I hate having loads of activities so think one is enough as it's too much pressure to get everyone to it on time etc. People will have fun chatting, drinking, eating and catching up with people.
Get an online supermarket shop to deliver food and drinks and split the cost.
You do need to check what everyone can afford.

Blueflowers2011 · 15/05/2017 15:19

I think what you are doing in all agreeing the budget and letting people know is the MOST important thing.

I went to a 'close' friends one, as a result we are no longer 'close', her expectation was her bridesmaids to fund and throw money at everything, a lot of premium things. It cost me over £350+ for 1 night, never again. Its put me off hen nights for life!

I would on principal agree with your plans if I was going but if things kept escalating it would annoy me a bit. Whatever you all agree add on a bit more as these things can cost more very quickly.

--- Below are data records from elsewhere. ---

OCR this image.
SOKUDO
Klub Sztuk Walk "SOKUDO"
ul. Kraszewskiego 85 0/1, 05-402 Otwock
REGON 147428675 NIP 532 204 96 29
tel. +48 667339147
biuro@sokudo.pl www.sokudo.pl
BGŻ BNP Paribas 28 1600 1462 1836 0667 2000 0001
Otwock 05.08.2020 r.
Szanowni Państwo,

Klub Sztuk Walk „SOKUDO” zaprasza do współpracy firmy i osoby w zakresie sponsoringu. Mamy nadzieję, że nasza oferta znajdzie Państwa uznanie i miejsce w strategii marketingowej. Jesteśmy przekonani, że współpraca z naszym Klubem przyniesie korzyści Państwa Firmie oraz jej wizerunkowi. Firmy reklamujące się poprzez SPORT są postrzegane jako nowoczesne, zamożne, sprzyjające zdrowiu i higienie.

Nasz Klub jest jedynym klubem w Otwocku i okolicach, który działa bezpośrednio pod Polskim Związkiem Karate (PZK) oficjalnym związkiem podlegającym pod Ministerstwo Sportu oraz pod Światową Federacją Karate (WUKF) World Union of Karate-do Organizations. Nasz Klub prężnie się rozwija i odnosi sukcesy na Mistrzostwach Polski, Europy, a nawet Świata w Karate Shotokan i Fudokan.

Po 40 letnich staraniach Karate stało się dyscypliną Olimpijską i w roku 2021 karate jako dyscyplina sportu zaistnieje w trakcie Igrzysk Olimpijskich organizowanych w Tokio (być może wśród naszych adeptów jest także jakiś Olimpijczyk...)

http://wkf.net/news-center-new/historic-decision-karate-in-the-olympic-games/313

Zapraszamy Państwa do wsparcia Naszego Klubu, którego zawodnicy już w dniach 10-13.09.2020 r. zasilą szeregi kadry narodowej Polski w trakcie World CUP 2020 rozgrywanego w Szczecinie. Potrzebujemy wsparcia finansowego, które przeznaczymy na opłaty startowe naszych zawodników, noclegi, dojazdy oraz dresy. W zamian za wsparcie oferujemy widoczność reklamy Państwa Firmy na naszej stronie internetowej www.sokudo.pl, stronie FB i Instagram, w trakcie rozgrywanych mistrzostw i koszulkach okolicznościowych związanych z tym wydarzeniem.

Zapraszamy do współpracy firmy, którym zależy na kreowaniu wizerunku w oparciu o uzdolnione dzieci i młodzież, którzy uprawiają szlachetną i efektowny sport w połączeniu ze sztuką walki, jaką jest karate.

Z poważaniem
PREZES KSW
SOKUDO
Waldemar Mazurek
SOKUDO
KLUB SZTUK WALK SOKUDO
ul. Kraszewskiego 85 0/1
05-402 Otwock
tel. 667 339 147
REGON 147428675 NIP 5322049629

I would definitely make some things optional, for the ones that dont want to pay for everything find them a nice walk, make a chill area in the cottage if some dont want to go out (take scones/clotted cream for an afternoon tea, wine, magazines, face masks, etc) whilst others finish their activities.

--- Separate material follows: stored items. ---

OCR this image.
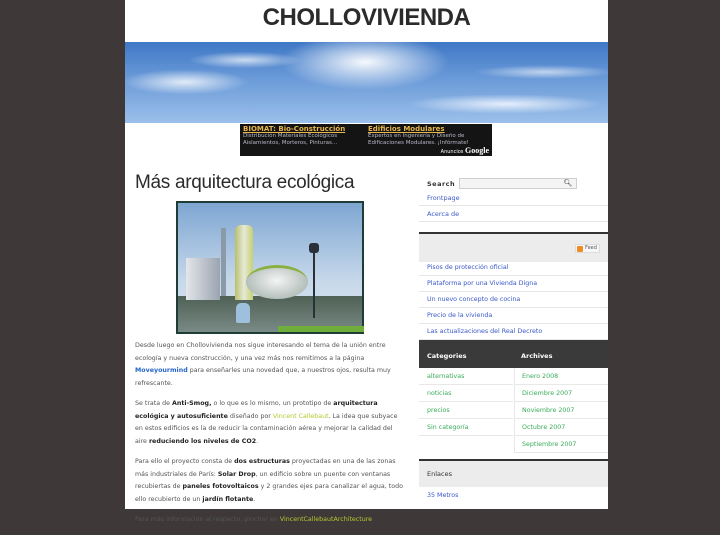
CHOLLOVIVIENDA
BIOMAT: Bio-Construcción
Distribución Materiales Ecológicos
Aislamientos, Morteros, Pinturas...
Edificios Modulares
Expertos en Ingeniería y Diseño de
Edificaciones Modulares. ¡Infórmate!
Anuncios Google
Más arquitectura ecológica

Desde luego en Chollovivienda nos sigue interesando el tema de la unión entre ecología y nueva construcción, y una vez más nos remitimos a la página Moveyourmind para enseñarles una novedad que, a nuestros ojos, resulta muy refrescante.

Se trata de Anti-Smog, o lo que es lo mismo, un prototipo de arquitectura ecológica y autosuficiente diseñado por Vincent Callebaut. La idea que subyace en estos edificios es la de reducir la contaminación aérea y mejorar la calidad del aire reduciendo los niveles de CO2.

Para ello el proyecto consta de dos estructuras proyectadas en una de las zonas más industriales de París: Solar Drop, un edificio sobre un puente con ventanas recubiertas de paneles fotovoltaicos y 2 grandes ejes para canalizar el agua, todo ello recubierto de un jardín flotante.

Para más información al respecto, pinchar en VincentCallebautArchitecture

Search	🔍︎
Frontpage
Acerca de
Feed
Pisos de protección oficial
Plataforma por una Vivienda Digna
Un nuevo concepto de cocina
Precio de la vivienda
Las actualizaciones del Real Decreto
Categories	Archives
alternativas
noticias
precios
Sin categoría
Enero 2008
Diciembre 2007
Noviembre 2007
Octubre 2007
Septiembre 2007
Enlaces
35 Metros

The most important thing is getting together for the main club night/dinner, everything else should be optional for me tbh.

StickThatInYourPipe · 15/05/2017 15:34

When did it become the expectation that he bride doesn't pay? When my other friends have gotten married everyone has paid the same for her dos (best one being a night out in home town!) Now it's always the price plus the brides share split between everyone??

Blueflowers2011 · 15/05/2017 16:03

yep i know. Our relationship has never been the same a few years on. This was nothing compared to her expectations and us running after her everywhere on her wedding, ordering us to hold her train and tutting when we didnt, the ultimate Bridezilla.

Wh0Kn0wsWhereTheTimeGoes · 15/05/2017 16:22

Another vote for keep it simple, one activity at the most and make sure it's one everyone will be ok with (probably easier said than done but you hopefully know your friends) then relax at the cottage with food and drink there, maybe one evening meal out, country walks etc. Absolutely no hen tee shirts or cringey Mr and Mrs type games.

AngryGinger · 15/05/2017 19:05

£280 is more than I'm spending for a week in the Algarve in June. Like hell would I be paying £250 for a hen do. I might do it for a very close friend but still, it's a heck of a lot f money when you still need to fork out for the wedding etc. I don't know what's wrong with a night out though to be fair

PamplemousseRouge · 15/05/2017 20:42

Thanks so much everyone! :) the bride's DP is going away for a weekend with his friends, I think the expectation was that she could also go away.

Blueflowers I'm so sorry! That sounds like the bride put you in a really difficult position :( How did the night cost around £350? (I completely understand if you'd prefer not to go into details though!)

OP posts:
PamplemousseRouge · 15/05/2017 23:59

Quick update - have managed to reduce the price of the package a bit by looking at the price of one activity with two nights' accommodation. This now brings it to £153 per person for two nights.

OP posts:
welovepancakes · 16/05/2017 07:57

That sounds better. Well done. Supermarket shop, ask everyone to bring their own booze, go for a walk. Less is more

Madwoman5 · 16/05/2017 08:25

Attending weddings is expensive. A few hundred quid on top for a hen weekend? Hmmmmm. What happened to the hen night?